UNC’s Asian American Students Association (AASA) is standing in support of the University’s race-conscious admissions process.
The organization conducted a member vote late last week to determine whether or not the AASA as a whole would sign on to an amicus brief that backs UNC in the case against Students for Fair Admissions (SFFA). AASA was contacted by North Carolina Asian Americans Together to sign on to the brief, which is being filed by the coalition Asian Americans Advancing Justice.
The SFFA is a nonprofit group of more than 20,000 students, parents and others who believe that race-conscious admission policies are unfair, unnecessary and unconstitutional, according to the group's website.
AASA voted to sign the brief, which aims to assist the court by providing additional information and arguments about the case.

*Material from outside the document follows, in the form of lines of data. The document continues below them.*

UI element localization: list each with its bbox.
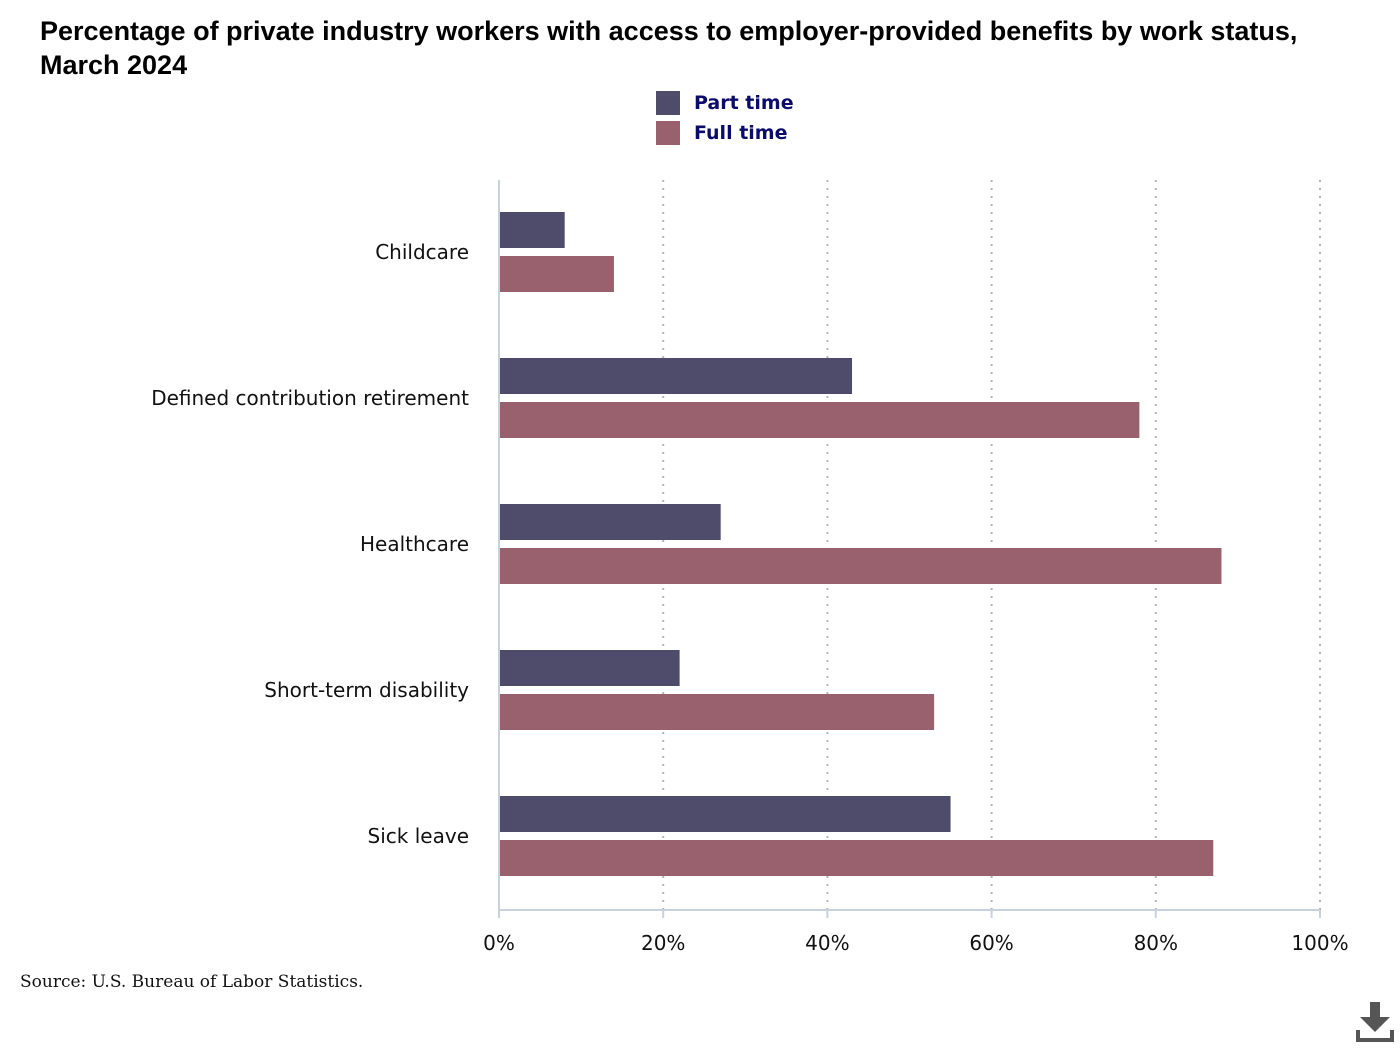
bar[interactable] — [500, 840, 1214, 876]
x-tick-label: 80% — [1134, 931, 1178, 955]
bar[interactable] — [500, 796, 951, 832]
download-icon-tray-right — [1390, 1030, 1394, 1042]
bar[interactable] — [500, 504, 721, 540]
download-icon-tray — [1356, 1038, 1394, 1042]
download-icon[interactable] — [1354, 1000, 1396, 1044]
bar[interactable] — [500, 212, 565, 248]
x-tick-label: 0% — [483, 931, 515, 955]
bar[interactable] — [500, 650, 680, 686]
category-label: Healthcare — [360, 532, 469, 556]
bar[interactable] — [500, 402, 1140, 438]
legend: Part time Full time — [656, 88, 794, 148]
bar[interactable] — [500, 256, 614, 292]
legend-label-part-time: Part time — [694, 92, 794, 114]
bar[interactable] — [500, 694, 935, 730]
legend-label-full-time: Full time — [694, 122, 788, 144]
legend-swatch-full-time — [656, 121, 680, 145]
x-tick-label: 100% — [1291, 931, 1348, 955]
download-icon-shaft — [1370, 1002, 1380, 1018]
category-label: Sick leave — [368, 824, 469, 848]
category-label: Defined contribution retirement — [151, 386, 469, 410]
download-icon-tray-left — [1356, 1030, 1360, 1042]
x-tick-label: 40% — [805, 931, 849, 955]
bar[interactable] — [500, 358, 853, 394]
x-tick-label: 20% — [641, 931, 685, 955]
bar[interactable] — [500, 548, 1222, 584]
legend-item-full-time[interactable]: Full time — [656, 118, 794, 148]
category-label: Short-term disability — [264, 678, 469, 702]
category-label: Childcare — [375, 240, 469, 264]
x-tick-label: 60% — [969, 931, 1013, 955]
legend-swatch-part-time — [656, 91, 680, 115]
legend-item-part-time[interactable]: Part time — [656, 88, 794, 118]
download-icon-arrow — [1360, 1017, 1390, 1032]
source-note: Source: U.S. Bureau of Labor Statistics. — [20, 972, 364, 992]
chart-title: Percentage of private industry workers w… — [40, 16, 1298, 80]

“There is this idea that affirmative action hurts Asian-Americans,” said junior and AASA member Daniel Kang. “I think it's pretty powerful when Asian-Americans stand in solidarity with other underrepresented minority groups to basically affirm the fact that there is historic and systematic racism, and that we do stand in solidarity with them.”
The lawsuit was filed in 2014 by SFFA. SFFA argues that UNC discriminates against white and Asian applicants in favor of underrepresented minority applicants. SFFA seeks to remove race as a factor from UNC’s admissions process entirely, so that admissions will become race-neutral.
“Our argument is UNC places too great of emphasis on an applicant's race and ethnicity,” said SFFA President Edward Blum. “And they shouldn't even use race and ethnicity at all.”
UNC currently uses a race-conscious system, which means that a student’s race, along with other factors, such as location or socioeconomic status, are taken into account in the request for admission.
According to a memo of law filed by the University in January, UNC’s race-conscious policies are a part of a holistic admission process.